SGI Personal IRIS

 General Information


The Personal Iris are rather old SGI hardware. There are four base models, each with a different mainboard and CPU plus there are some different graphic options.


Model CPU Bus Memory
4D/20 R3000 at 12MHz 10MHz 8MB to 64MB SIMMS with parity
4D/25 R3000 at 20MHz 10MHz 8MB to 64MB SIMMS with parity
4D/30 R3000 at 30MHz 30MHz 8MB to 128MB propritary Memory
4D/35 R3000 at 35MHz 30MHz 8MB to 128MB propritary Memory

The mainboards of 4D/20 and 4D/25 are essentially the same, only the CPU speed is different. The same holds for the models 4D/30 and 4D/35.


For the 4D/20 and 4D/25 you can use normal 1MB and 2MB SIMMs with parity for upgrading memory. These modules are 30 Pin SIMM modules similar to those used in the PC industry. They came in capacities of 1 MB per module, or a “tall” module that could hold 2 MB. In the Personal IRIS these modules had to be installed in groups of 4 and there are totally 16 memory slots.

Theoretically also 4MB SIMMs are supported, but due a bug in the PROM only some types are detected correctly. But fortunately there is a workaround found on this site. Basically you have to boot and go into the PROM. Then try hinv and check the memory configuration detected. If it matches the physical RAM, then you are lucky and can continue. If the reported sie is incorrect, you should enter

fill -v 0 0xa0400000

In order to initialize the memory. Then reboot your machine (do NOT turn it off) and try hinv again. It should display the correct memory size now.

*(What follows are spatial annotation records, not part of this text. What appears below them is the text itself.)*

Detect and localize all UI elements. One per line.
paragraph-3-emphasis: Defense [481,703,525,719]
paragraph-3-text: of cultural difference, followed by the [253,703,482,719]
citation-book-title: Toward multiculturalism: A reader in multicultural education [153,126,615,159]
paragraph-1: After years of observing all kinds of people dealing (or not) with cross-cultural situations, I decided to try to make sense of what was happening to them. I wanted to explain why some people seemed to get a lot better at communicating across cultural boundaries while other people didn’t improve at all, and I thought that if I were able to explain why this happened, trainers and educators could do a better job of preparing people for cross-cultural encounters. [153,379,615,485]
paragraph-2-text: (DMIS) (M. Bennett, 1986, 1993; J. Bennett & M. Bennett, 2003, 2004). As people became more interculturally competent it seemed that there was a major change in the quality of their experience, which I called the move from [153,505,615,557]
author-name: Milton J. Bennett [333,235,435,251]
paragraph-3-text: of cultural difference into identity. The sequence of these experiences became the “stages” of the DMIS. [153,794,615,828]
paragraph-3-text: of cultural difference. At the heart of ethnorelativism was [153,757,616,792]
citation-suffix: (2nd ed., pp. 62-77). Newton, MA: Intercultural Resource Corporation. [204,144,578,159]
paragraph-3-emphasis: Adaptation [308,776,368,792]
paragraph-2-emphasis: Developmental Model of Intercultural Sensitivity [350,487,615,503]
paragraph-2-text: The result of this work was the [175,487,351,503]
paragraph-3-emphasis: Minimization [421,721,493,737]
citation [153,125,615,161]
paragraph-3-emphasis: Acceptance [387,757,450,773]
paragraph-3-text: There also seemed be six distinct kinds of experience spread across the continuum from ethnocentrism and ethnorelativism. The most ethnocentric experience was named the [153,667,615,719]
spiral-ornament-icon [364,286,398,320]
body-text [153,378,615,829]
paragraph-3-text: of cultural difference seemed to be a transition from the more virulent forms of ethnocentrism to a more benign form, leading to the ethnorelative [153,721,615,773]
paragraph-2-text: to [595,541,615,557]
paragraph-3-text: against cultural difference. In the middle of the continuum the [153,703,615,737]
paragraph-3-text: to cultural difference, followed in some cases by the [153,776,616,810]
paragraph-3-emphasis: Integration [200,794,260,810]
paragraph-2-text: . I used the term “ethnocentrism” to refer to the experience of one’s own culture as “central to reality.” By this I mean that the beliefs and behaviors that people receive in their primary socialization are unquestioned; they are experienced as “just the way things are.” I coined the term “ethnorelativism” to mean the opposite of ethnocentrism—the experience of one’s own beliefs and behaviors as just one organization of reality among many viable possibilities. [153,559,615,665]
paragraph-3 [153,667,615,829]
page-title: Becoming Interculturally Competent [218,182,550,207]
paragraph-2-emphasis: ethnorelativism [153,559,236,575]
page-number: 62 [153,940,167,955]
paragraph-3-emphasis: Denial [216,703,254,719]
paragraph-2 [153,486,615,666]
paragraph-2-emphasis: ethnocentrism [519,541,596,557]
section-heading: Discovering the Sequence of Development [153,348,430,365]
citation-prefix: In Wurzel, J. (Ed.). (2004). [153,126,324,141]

For the 4D/30 and 4D/35 you need different modules. These memory modules were custom designed by Silicon Graphics and were second sourced by some third party memory manufacturers. These modules were easy to recognize since there was a custom chip on the back side of the module. They were used in both the R3000 based Personal IRISs and the R3000 based Indigos. They were available in capacities of 2, 4 and 8 MBytes. They would typically have a sticker on the backside denoting the size of the module. In the Personal IRIS these modules had to be installed in groups of 4 and there are totally 16 memory slots.

Graphic Options

There are three different graphic options available for the Personal Iris. But note that the Elan option does only work in the 4D/30 and 4D/35, whereas the two other options work in all machines.

Graphic Cardset Features
Entry / G GR1, GR1.1, GR1.2 or GR1.5
BP4 (optionally)
ZB3 (optionally)
8bit colour, BP4 upgrades this to 24bit and ZB3 adds a 24bit Z-buffer
TG GR1.2 or GR1.5 8-bit graphics
24bit colour
24bit Z-buffer
Elan GR2 24bit colour
24bit Z-buffer

The Elan boardset is the fastest and uses a new architecture. Note that there are apparently two different flavours of GR1, as seen by the version numbers. GR1.0 and GR1.1 both use the RE1 raster engine whereas GR1.2 and GR1.5 use the better RE2 raster engine, which supports more features and seems to be faster. See this page at "This Old SGI" for further details.

Audio Options

The 4D/2x has a built audio I/O and there is a so called Magnum Audio Option for 4D/35.


As you can see at the model section, there is a difference between the older models (4D/20 and 4D/25) and the newer models (4D/30 and 4D/35) concerning memory. Whereas the old models can use standard 30pin SIM modules with parity, the newer models need proprietary RAM which is identical to the RAM modules used in a R3000 Indigo.

The Keyboard

The Personal Iris uses a custom keyboard - the computer has a DB9 female connector on its back. Fortunately you can use an Indigo keyboard using a simple adaptor.

The Power Supply

According to some people, the power supply of a Personal Iris is a somewhat weak point. Sometimes it is sufficient to replace one of the two fuses inside the power supply. If this doesn't help, there is a comparable simple hack to use a standard ATX power supply, as described here.

My System

I only own one Personal Iris 4D/25, and one Personal Iris 4D/35, and I guess that this is enough for me.